As I introduce myself, she spews a cascade of non-sequiturs, accusations, and suspicions, interlaced with demands for water, another blanket, to go home, to call her lawyer. She’s been here before. She knows the drill. “You know why I’m here, don’t you? Tell them—you’re the robot!” she scowls at me.

Psychiatry staff will confirm that Dorothy needs inpatient care, but what I can’t bear to tell her is that our psychiatric unit is full. We may have to transfer her to another hospital, perhaps more than 50 miles from here. Worse, she may be transported by police, subjecting her to more stress.

I spare her the details. She’s confused and afraid enough. As it happens, a bed will open upstairs on our psychiatry unit later in the day. Meanwhile, I try to reassure her, using her own language, trying to match her code.

I excuse myself and walk quickly back down the hall to the family room, where Cyrus’s people still sit, weeping. I spend the rest of the night with them.

Listening to Chopin

A neighbor of mine—a psychotherapist well acquainted with the hospital—joked that I must be a masochist to jump from a prison yard to a psych unit. Her comment still burns. I can’t help but wonder what continues to draw me to these extremes of psychotherapy.

I do have a sense of what led me to the work. Growing up in middle-class New Jersey, I felt loved and cared for, but carefully protected from major upsets. My gentle parents edited out the raw footage of life; I have no memory of seeing a dying person, or real rage, or raw grief. I was kept safe but spared the experience of being fully alive.

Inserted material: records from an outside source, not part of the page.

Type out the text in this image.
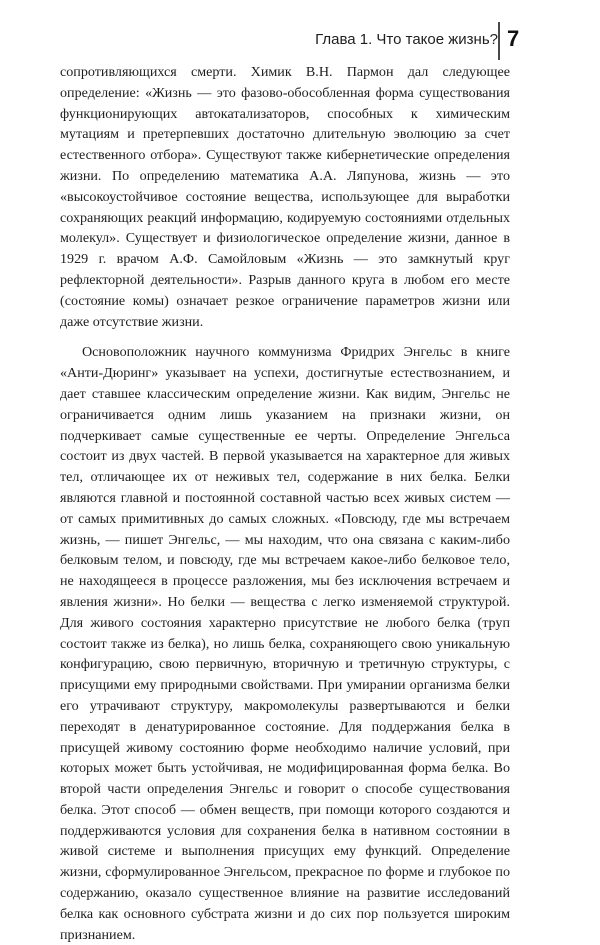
Глава 1. Что такое жизнь? 7

сопротивляющихся смерти. Химик В.Н. Пармон дал следующее определение: «Жизнь — это фазово-обособленная форма существования функционирующих автокатализаторов, способных к химическим мутациям и претерпевших достаточно длительную эволюцию за счет естественного отбора». Существуют также кибернетические определения жизни. По определению математика А.А. Ляпунова, жизнь — это «высокоустойчивое состояние вещества, использующее для выработки сохраняющих реакций информацию, кодируемую состояниями отдельных молекул». Существует и физиологическое определение жизни, данное в 1929 г. врачом А.Ф. Самойловым «Жизнь — это замкнутый круг рефлекторной деятельности». Разрыв данного круга в любом его месте (состояние комы) означает резкое ограничение параметров жизни или даже отсутствие жизни.

Основоположник научного коммунизма Фридрих Энгельс в книге «Анти-Дюринг» указывает на успехи, достигнутые естествознанием, и дает ставшее классическим определение жизни. Как видим, Энгельс не ограничивается одним лишь указанием на признаки жизни, он подчеркивает самые существенные ее черты. Определение Энгельса состоит из двух частей. В первой указывается на характерное для живых тел, отличающее их от неживых тел, содержание в них белка. Белки являются главной и постоянной составной частью всех живых систем — от самых примитивных до самых сложных. «Повсюду, где мы встречаем жизнь, — пишет Энгельс, — мы находим, что она связана с каким-либо белковым телом, и повсюду, где мы встречаем какое-либо белковое тело, не находящееся в процессе разложения, мы без исключения встречаем и явления жизни». Но белки — вещества с легко изменяемой структурой. Для живого состояния характерно присутствие не любого белка (труп состоит также из белка), но лишь белка, сохраняющего свою уникальную конфигурацию, свою первичную, вторичную и третичную структуры, с присущими ему природными свойствами. При умирании организма белки его утрачивают структуру, макромолекулы развертываются и белки переходят в денатурированное состояние. Для поддержания белка в присущей живому состоянию форме необходимо наличие условий, при которых может быть устойчивая, не модифицированная форма белка. Во второй части определения Энгельс и говорит о способе существования белка. Этот способ — обмен веществ, при помощи которого создаются и поддерживаются условия для сохранения белка в нативном состоянии в живой системе и выполнения присущих ему функций. Определение жизни, сформулированное Энгельсом, прекрасное по форме и глубокое по содержанию, оказало существенное влияние на развитие исследований белка как основного субстрата жизни и до сих пор пользуется широким признанием.
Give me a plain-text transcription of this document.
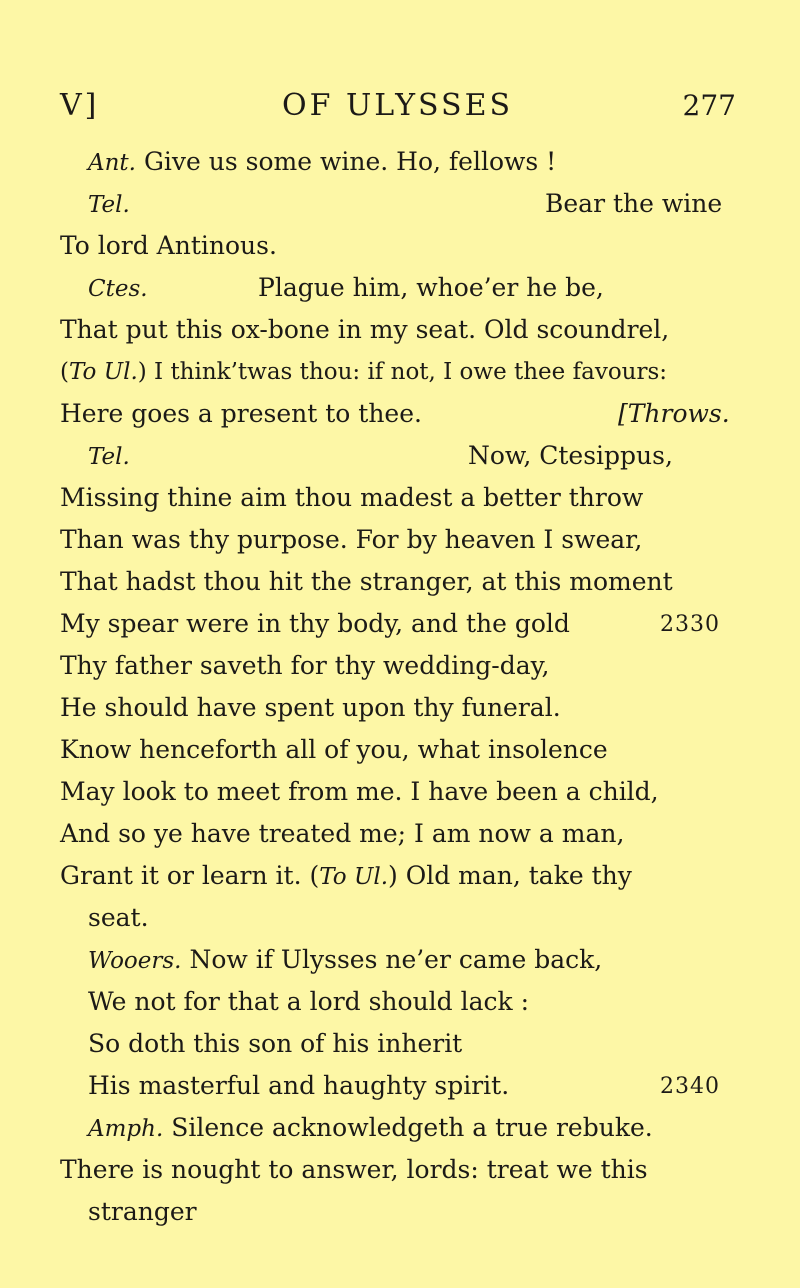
V]	OF ULYSSES	277
Ant. Give us some wine. Ho, fellows !
Tel.	Bear the wine
To lord Antinous.
Ctes.	Plague him, whoe’er he be,
That put this ox-bone in my seat. Old scoundrel,
(To Ul.) I think’twas thou: if not, I owe thee favours:
Here goes a present to thee.	[Throws.
Tel.	Now, Ctesippus,
Missing thine aim thou madest a better throw
Than was thy purpose. For by heaven I swear,
That hadst thou hit the stranger, at this moment
My spear were in thy body, and the gold	2330
Thy father saveth for thy wedding-day,
He should have spent upon thy funeral.
Know henceforth all of you, what insolence
May look to meet from me. I have been a child,
And so ye have treated me; I am now a man,
Grant it or learn it. (To Ul.) Old man, take thy
seat.
Wooers. Now if Ulysses ne’er came back,
We not for that a lord should lack :
So doth this son of his inherit
His masterful and haughty spirit.	2340
Amph. Silence acknowledgeth a true rebuke.
There is nought to answer, lords: treat we this
stranger
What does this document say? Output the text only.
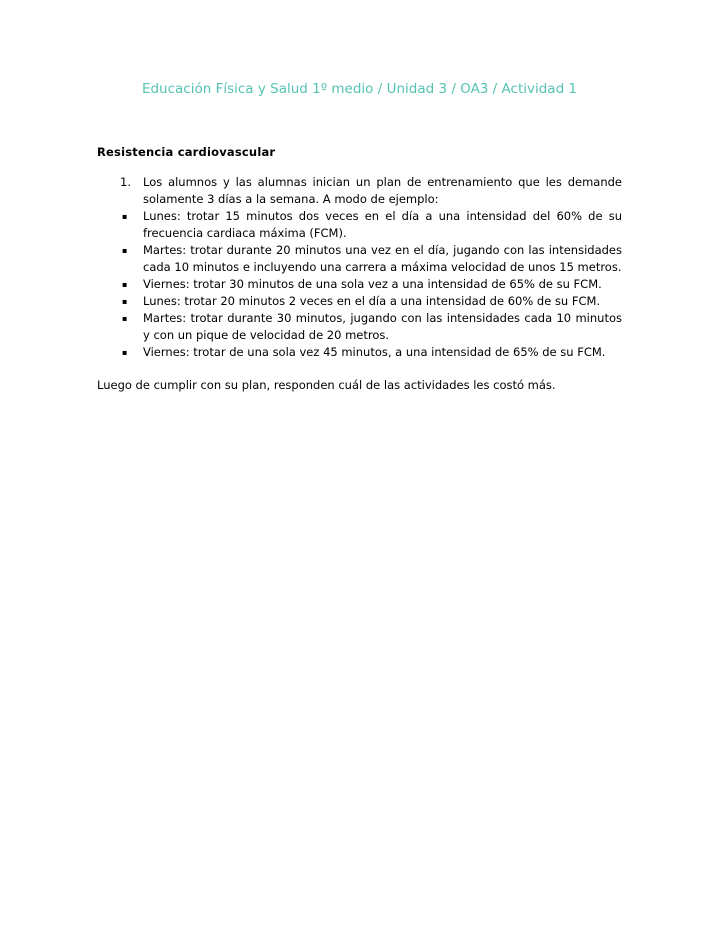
Educación Física y Salud 1º medio / Unidad 3 / OA3 / Actividad 1
Resistencia cardiovascular
1.	Los alumnos y las alumnas inician un plan de entrenamiento que les demande solamente 3 días a la semana. A modo de ejemplo:
▪	Lunes: trotar 15 minutos dos veces en el día a una intensidad del 60% de su frecuencia cardiaca máxima (FCM).
▪	Martes: trotar durante 20 minutos una vez en el día, jugando con las intensidades cada 10 minutos e incluyendo una carrera a máxima velocidad de unos 15 metros.
▪	Viernes: trotar 30 minutos de una sola vez a una intensidad de 65% de su FCM.
▪	Lunes: trotar 20 minutos 2 veces en el día a una intensidad de 60% de su FCM.
▪	Martes: trotar durante 30 minutos, jugando con las intensidades cada 10 minutos y con un pique de velocidad de 20 metros.
▪	Viernes: trotar de una sola vez 45 minutos, a una intensidad de 65% de su FCM.

Luego de cumplir con su plan, responden cuál de las actividades les costó más.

Consciously or unconsciously, crisis social work has delivered me to the walled-off side of life—to the heart of human suffering. When I step into the hospital in the middle of the night, it’s as though curtains are drawn back: the actual curtain to the treatment room and the figurative curtain hiding the wounded world from me. I’m a first responder. I feel myself waking up, growing up.

It’s tough work. The river of grief, rage, and fear of those I work with runs so deep and wide that I sometimes can’t imagine how I can help them navigate it. The stakes are high; what if I blow it with this desperately fragile individual? Unlike office-based therapy, I may not see this person next week, or ever, to follow up.

Several months into the work, something crumbled inside me. I was swept by waves of anxiety, accompanied by depression and terrible insomnia. It was as though my patients’ anguish and neediness had poured into me; irrationally, I began to fear that mental illness was contagious. I felt fragile and wracked. I wished I’d never taken the job.

My wife, Trina, listened to my despair through long, troubled nights. A close friend, Robin, told me of his bouts with psychotic depression during an especially difficult job transition. Several coworkers revealed vulnerabilities, and even breakdowns, that they’d endured and survived. I was astonished and comforted by the willingness of so many people to be with me in my pain, and to share their own. As winter yielded to spring, the days lengthened; I got my hands in the dirt and gardened. I began to feel better. The air and sun helped, but I knew I couldn’t have survived that dark season without the presence and caring of others.

Afterward, I thought seriously about leaving the job. If there’d ever been a time to switch gears and seek easier, calmer work, this was it. But once I’d regained my balance, I found myself feeling new compassion for the patients sitting across from me. How thin is the membrane between adept functioning and crippling dysfunction! The psych unit is widely seen as an alien place, the butt of degrading jokes about odd and unknowable “others.” Yet, some years back, one of my closest friends had been hospitalized here. Several acquaintances were admitted during my two-plus years on the unit. Hospital staff and their relatives, university professors and students, community leaders—all took up residence on this hall while I was on staff. How tenuous the line we draw between our patients and us! Today I sit here in a tie and badge. Tomorrow I may wear a gown and a bracelet.


This blog is excerpted from “Life, Death, Madness” by Gary Weinstein in the July/August 2008 issue.